As expected, the European Central Bank (ECB) maintained its key policy rates at record highs in yesterday's rate decision. However, it delivered its most unequivocal indication yet of its readiness to initiate rate cuts in the near future. Consequently, the euro depreciated to $1.07, marking its lowest point in approximately two months. Meanwhile, the yield on the 10-year German Bund remained steady at 2.45%, maintaining its proximity to its highest level in over four months, bolstered by developments in the US Treasury market.
The USD continued its upward trajectory against various currencies over the last 24 hours, fuelled by worries over ongoing inflationary pressures in the US, exacerbated by a rise in producer prices. This surge propelled the dollar index to reach a new six-month peak, mirroring the ascent of US Treasury yields. Speculation about Federal Reserve rate cuts has dwindled, while global risk sentiment has been shaken, reflected in US stock indices facing their first two-week downturn since October 2023.
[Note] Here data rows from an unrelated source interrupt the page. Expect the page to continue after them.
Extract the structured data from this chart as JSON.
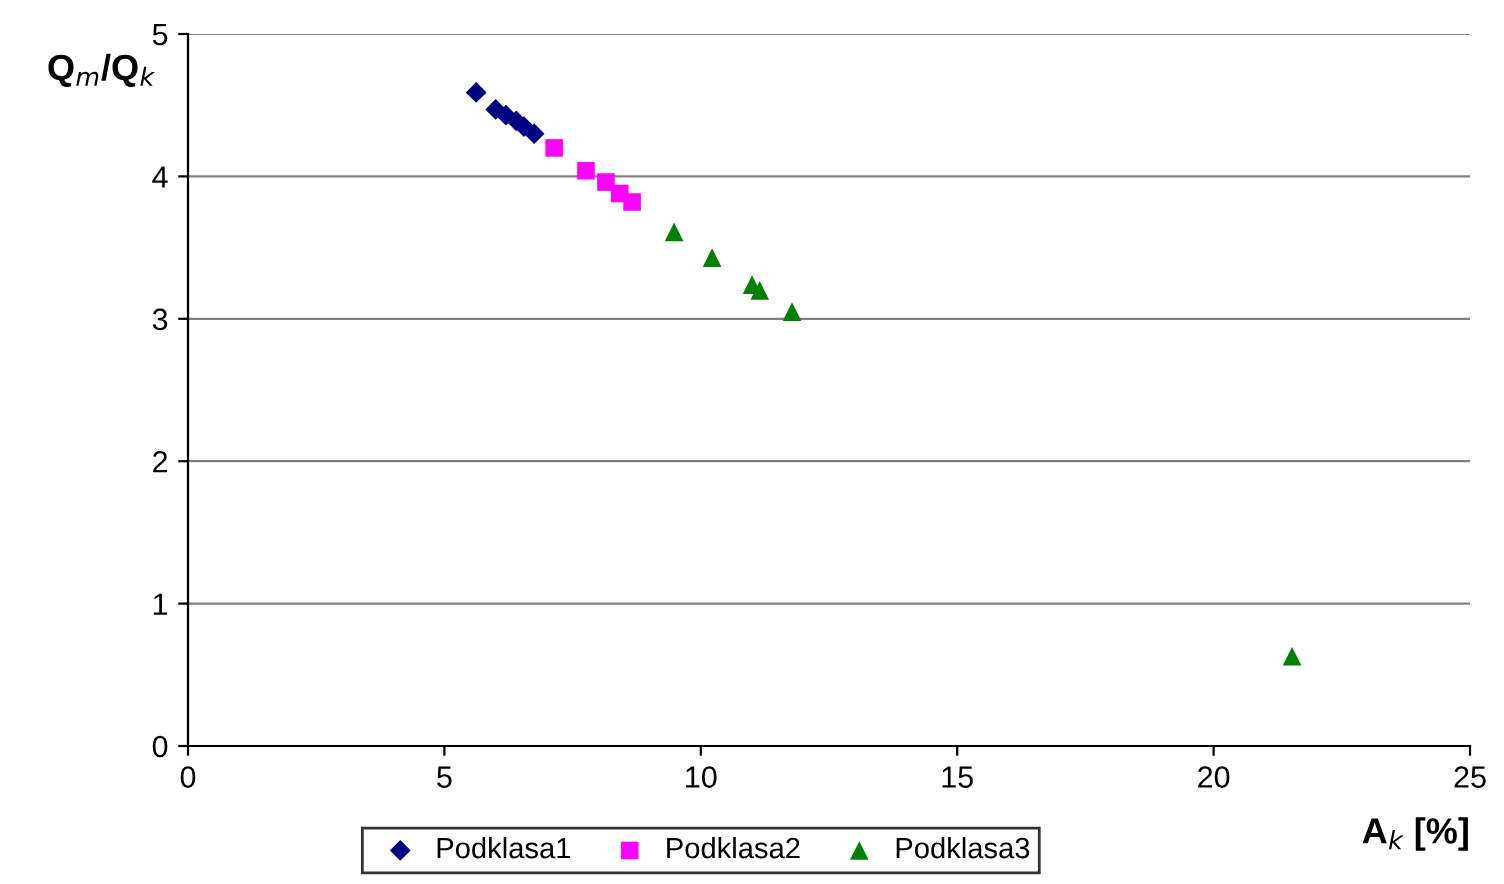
{
  "chart_data": {
    "type": "scatter",
    "xlabel": "A$_{k}$ [%]",
    "ylabel": "Q$_{m}$/Q$_{k}$",
    "xlim": [
      0,
      25
    ],
    "xticks": [
      0,
      5,
      10,
      15,
      20,
      25
    ],
    "ylim": [
      0,
      5
    ],
    "yticks": [
      0,
      1,
      2,
      3,
      4,
      5
    ],
    "grid": "y",
    "legend": "bottom",
    "series": [
      {
        "name": "Podklasa1",
        "color": "#000080",
        "marker": "diamond",
        "x": [
          5.62,
          6.0,
          6.2,
          6.4,
          6.55,
          6.75
        ],
        "values": [
          4.59,
          4.47,
          4.43,
          4.39,
          4.35,
          4.3
        ]
      },
      {
        "name": "Podklasa2",
        "color": "#ff00ff",
        "marker": "square",
        "x": [
          7.14,
          7.76,
          8.15,
          8.42,
          8.66
        ],
        "values": [
          4.2,
          4.04,
          3.96,
          3.88,
          3.82
        ]
      },
      {
        "name": "Podklasa3",
        "color": "#008000",
        "marker": "triangle",
        "x": [
          9.48,
          10.22,
          11.0,
          11.15,
          11.78,
          21.53
        ],
        "values": [
          3.61,
          3.43,
          3.24,
          3.2,
          3.05,
          0.63
        ]
      }
    ]
  }
}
Despite the UK economy slipping into a technical recession at the close of last year, investors have found encouragement in recent positive business surveys, suggesting the downturn may be brief. Indeed, UK GDP for February posted a 0.1% month-on-month increase, aligning with market expectations but at a slower pace compared to the previous month. The primary boost came from production, which surged by 1.1%, rebounding from a 0.3% decline in January. Conversely, construction contracted by 1.9%, following a 1.1% expansion. Looking at the three-month period ending in February, British GDP expanded by 0.2%.
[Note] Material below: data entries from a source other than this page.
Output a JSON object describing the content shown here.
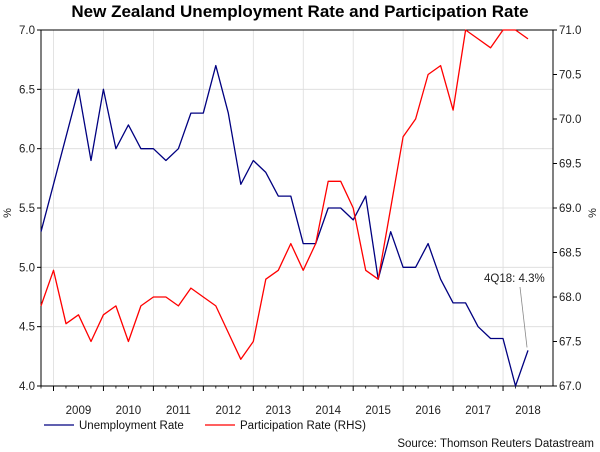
{
  "chart_data": {
    "type": "line",
    "title": "New Zealand Unemployment Rate and Participation Rate",
    "x_labels": [
      "2009",
      "2010",
      "2011",
      "2012",
      "2013",
      "2014",
      "2015",
      "2016",
      "2017",
      "2018"
    ],
    "x_range": [
      2008.75,
      2019.0
    ],
    "ylabel_left": "%",
    "ylabel_right": "%",
    "ylim_left": [
      4.0,
      7.0
    ],
    "ylim_right": [
      67.0,
      71.0
    ],
    "yticks_left": [
      "4.0",
      "4.5",
      "5.0",
      "5.5",
      "6.0",
      "6.5",
      "7.0"
    ],
    "yticks_right": [
      "67.0",
      "67.5",
      "68.0",
      "68.5",
      "69.0",
      "69.5",
      "70.0",
      "70.5",
      "71.0"
    ],
    "grid": true,
    "legend_position": "bottom-left",
    "x": [
      2008.75,
      2009.0,
      2009.25,
      2009.5,
      2009.75,
      2010.0,
      2010.25,
      2010.5,
      2010.75,
      2011.0,
      2011.25,
      2011.5,
      2011.75,
      2012.0,
      2012.25,
      2012.5,
      2012.75,
      2013.0,
      2013.25,
      2013.5,
      2013.75,
      2014.0,
      2014.25,
      2014.5,
      2014.75,
      2015.0,
      2015.25,
      2015.5,
      2015.75,
      2016.0,
      2016.25,
      2016.5,
      2016.75,
      2017.0,
      2017.25,
      2017.5,
      2017.75,
      2018.0,
      2018.25,
      2018.5
    ],
    "series": [
      {
        "name": "Unemployment Rate",
        "axis": "left",
        "color": "#000080",
        "values": [
          5.3,
          5.7,
          6.1,
          6.5,
          5.9,
          6.5,
          6.0,
          6.2,
          6.0,
          6.0,
          5.9,
          6.0,
          6.3,
          6.3,
          6.7,
          6.3,
          5.7,
          5.9,
          5.8,
          5.6,
          5.6,
          5.2,
          5.2,
          5.5,
          5.5,
          5.4,
          5.6,
          4.9,
          5.3,
          5.0,
          5.0,
          5.2,
          4.9,
          4.7,
          4.7,
          4.5,
          4.4,
          4.4,
          4.0,
          4.3
        ]
      },
      {
        "name": "Participation Rate (RHS)",
        "axis": "right",
        "color": "#ff0000",
        "values": [
          67.9,
          68.3,
          67.7,
          67.8,
          67.5,
          67.8,
          67.9,
          67.5,
          67.9,
          68.0,
          68.0,
          67.9,
          68.1,
          68.0,
          67.9,
          67.6,
          67.3,
          67.5,
          68.2,
          68.3,
          68.6,
          68.3,
          68.6,
          69.3,
          69.3,
          69.0,
          68.3,
          68.2,
          69.0,
          69.8,
          70.0,
          70.5,
          70.6,
          70.1,
          71.0,
          70.9,
          70.8,
          71.0,
          71.0,
          70.9
        ]
      }
    ],
    "annotation": "4Q18: 4.3%",
    "source": "Source: Thomson Reuters Datastream"
  }
}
GBP has maintained a relatively positive stance compared to its counterparts, showing a 1.4% increase against the EUR since the beginning of the year. This can be attributed in part to the anticipation that the ECB will implement more rate cuts than the Bank of England. However, the currency pair has exhibited minimal volatility and momentum in either direction, remaining confined within a narrow 1.2% range over the past three months . Policy and growth differentials continue to be crucial factors, and we are closely monitoring the data for any insights.